Nonetheless, Mr Laporte, said, there was the need to “lay out a road map for returning to a state of equilibrium that would be credible, which means that we require efforts not only from creditors, but also from tax-payers, and beneficiaries of government spending.”
He promised that the World Bank would continue to support the country in its pathway to recovery and resilience through analytical work on debt, revenue mobilisation, and construction of financing.
President Nana Addo Dankwa Akufo-Addo, who opened the programme, noted that the Government had taken steps to consolidate gains made and enhance the living standards of Ghanaians.
“The proactive decisions taken by Government to fight the pandemic as well as revitalising and transforming the economy with GH?100 billion Ghana CARES programme to create jobs and prosperity for Ghanaians have begun yielding results,” he said.

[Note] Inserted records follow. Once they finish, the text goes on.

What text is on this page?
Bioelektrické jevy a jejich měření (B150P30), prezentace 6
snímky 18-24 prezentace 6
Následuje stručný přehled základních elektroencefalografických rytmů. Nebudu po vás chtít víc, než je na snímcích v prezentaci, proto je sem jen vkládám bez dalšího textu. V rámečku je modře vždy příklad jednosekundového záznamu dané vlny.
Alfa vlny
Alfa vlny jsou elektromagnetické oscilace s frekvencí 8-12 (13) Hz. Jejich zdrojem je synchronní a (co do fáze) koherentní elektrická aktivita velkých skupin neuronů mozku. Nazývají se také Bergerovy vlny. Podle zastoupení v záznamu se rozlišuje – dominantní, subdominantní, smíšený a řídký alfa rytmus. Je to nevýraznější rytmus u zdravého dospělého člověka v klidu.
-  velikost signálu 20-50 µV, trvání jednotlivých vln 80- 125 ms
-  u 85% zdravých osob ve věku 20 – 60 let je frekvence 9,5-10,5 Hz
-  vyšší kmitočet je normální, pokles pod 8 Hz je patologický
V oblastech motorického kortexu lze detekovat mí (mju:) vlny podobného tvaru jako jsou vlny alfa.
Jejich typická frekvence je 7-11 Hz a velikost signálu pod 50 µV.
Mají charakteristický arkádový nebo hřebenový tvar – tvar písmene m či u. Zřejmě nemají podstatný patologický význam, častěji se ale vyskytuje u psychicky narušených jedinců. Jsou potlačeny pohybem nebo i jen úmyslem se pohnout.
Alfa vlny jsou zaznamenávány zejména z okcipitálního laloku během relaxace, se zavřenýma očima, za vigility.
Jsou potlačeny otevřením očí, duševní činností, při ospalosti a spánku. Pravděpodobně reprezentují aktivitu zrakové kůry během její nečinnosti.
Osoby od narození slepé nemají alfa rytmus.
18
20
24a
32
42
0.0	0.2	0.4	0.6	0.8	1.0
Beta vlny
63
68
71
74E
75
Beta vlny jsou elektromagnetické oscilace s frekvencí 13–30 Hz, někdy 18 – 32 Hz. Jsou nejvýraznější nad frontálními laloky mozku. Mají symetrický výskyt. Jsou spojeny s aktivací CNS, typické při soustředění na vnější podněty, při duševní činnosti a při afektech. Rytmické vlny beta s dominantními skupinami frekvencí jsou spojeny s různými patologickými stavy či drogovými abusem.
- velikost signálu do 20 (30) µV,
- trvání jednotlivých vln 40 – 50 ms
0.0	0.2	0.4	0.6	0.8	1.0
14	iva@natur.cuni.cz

He added that processes to integrate all systems to establish a common source of information, would help in mining insightful data to drive improvements in domestic revenue mobilisation and help implement targeted social programmes to enhance the living standards of the citizens.
Since its inception in 1948, the Annual New Year School and Conference has been the flagship programme of the University of Ghana, Legon, and attracts people of all walks of life to deliberate on topical issues of national and international interest.
It opens at the beginning of the year and at the end of every School and Conference, a communique is issued, which captures the recommendations of participants and discussants and inform policy decisions and directions in the country.
This year’s Conference is on the theme, “COVID-19 and socioeconomic dynamics in Ghana.”